Second, may I share with you how annoyed I am with hearing the same useless argument every second Monday of October AND every fourth Thursday of November? Twice a year, every year, I hear and read comments from people about when the real Thanksgiving actually takes place. When I was young I used to chime in on this. If an American said it wasn’t really Thanksgiving in October I would immediately feel the need to defend my motherland. Why how dare they? But, let’s look at it this way: If you were in China for the Chinese New Year, would you insist that each Chinese person around you understand that the new year does not begin in February? Or would you be a big boy / big girl about it and simply join in the fun? Both when I lived in the United States and when I taught at a school that had a large American representation I learned that there’s a much brighter side than the one that demands loyalty to a particular day of the year. And that was the fact that I got to celebrate twice. That’s right. Two turkeys. Two feasts of stuffing, cranberry sauce, squash and sweet potato casserole (Sweet hosanna that stuff is taste bud paradise!). Why wouldn’t that be a great thing? No Thanksgiving isn’t ruined by being observed on a Monday north of the border and no it is not a mere kick off to Christmas south of the border. No, the second Monday in October is not “Canadian Thanksgiving,” nor is the fourth Thursday in November “American Thanksgiving.” It’s Thanksgiving. My fellow Canadians, you behave or I’ll have to open up a can of maple whoop-ass on all of you. Americans… don’t make me come down there!

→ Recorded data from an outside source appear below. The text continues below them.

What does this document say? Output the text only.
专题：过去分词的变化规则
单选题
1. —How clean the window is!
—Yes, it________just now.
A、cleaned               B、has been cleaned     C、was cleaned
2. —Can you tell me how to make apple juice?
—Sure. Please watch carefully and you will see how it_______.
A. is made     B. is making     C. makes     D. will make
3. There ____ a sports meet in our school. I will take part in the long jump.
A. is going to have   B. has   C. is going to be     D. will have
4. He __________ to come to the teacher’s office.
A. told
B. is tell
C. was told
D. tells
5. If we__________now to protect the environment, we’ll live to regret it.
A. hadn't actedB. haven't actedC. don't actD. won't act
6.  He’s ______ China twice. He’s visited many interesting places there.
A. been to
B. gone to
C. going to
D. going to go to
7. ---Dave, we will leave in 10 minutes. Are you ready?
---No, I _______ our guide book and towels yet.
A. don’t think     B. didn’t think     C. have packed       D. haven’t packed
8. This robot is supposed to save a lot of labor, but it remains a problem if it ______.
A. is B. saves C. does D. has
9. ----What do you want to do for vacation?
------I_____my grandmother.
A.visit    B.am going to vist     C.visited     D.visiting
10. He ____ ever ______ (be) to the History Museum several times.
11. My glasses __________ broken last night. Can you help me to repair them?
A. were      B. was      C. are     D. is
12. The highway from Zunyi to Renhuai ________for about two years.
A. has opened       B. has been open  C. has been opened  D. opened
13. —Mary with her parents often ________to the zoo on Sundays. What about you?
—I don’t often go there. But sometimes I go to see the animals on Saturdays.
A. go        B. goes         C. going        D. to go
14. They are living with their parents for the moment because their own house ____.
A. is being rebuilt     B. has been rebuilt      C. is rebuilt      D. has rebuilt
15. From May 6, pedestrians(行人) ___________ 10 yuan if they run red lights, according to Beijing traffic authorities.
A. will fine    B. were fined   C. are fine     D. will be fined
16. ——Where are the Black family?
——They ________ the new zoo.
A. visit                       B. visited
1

Ok, so now that I’ve gotten all of that off my chest, here are my be-thankful-fors:
1. Sweet potato casserole. That stuff is like crack cocaine. Of course, I’ve never tried crack, but from what I hear this stuff can totally rival it.
2. My sister for making sweet potato casserole every year. Though she is both my sister and friend this doesn’t count as lazy thankfulness. The casserole is part of the statement, so that gets me off the hook.
3. My shepherd incense burner. It was passed down to me from my aunt and uncle who took note of how much I loved it when I was a kid. Love the look, the smell it gives off, and the memories attached to it.
4. Wrestling. I realize that I am part of a smaller representation who loves this, so I will refrain from expounding. But let me just say that Dean Ambrose is tearing it up right now! Whooo!
5. Scrabble. Love that game.
6. Planes Trains and Automobiles. This is one of my favourite movies of all time and it is set at Thanksgiving. I really miss John Candy.
And the final thing I am thankful for is…
7. Friends, family, and that I live in the right country that celebrates the real Thanksgiving in October. HA! Got ya!
Congratulations Citizen Kane. This is your week.
And the Oscar goes to…
Best Actress: Joan Fontaine in Rebecca. A very soul-bearing performance that earned her an Oscar nomination (the real kind).
Best Actor: Charlie Chaplin in The Great Dictator. This movie is awesome. It’s one of the few roles Chaplin did as a speaking actor. His speech at the end of the movie is famous for being inspiring and ahead of its time.
Best Quote: “In the seventeenth chapter of St. Luke, it is written that the kingdom of God is within man, not one man nor a group of men, but in all men! In you! You, the people, have the power, the power to create machines, the power to create happiness! You, the people, have the power to make this life free and beautiful, to make this life a wonderful adventure.” Charlie Chaplin in The Great Dictator.
Oh, I’m also thankful for this week’s movie of the week. I’ll admit, it’s long and when I first watched it I did get bored and looked at the clock. However, the ending is quite powerful. Makes up for it all. Which I guess is more than can be said of this blog entry.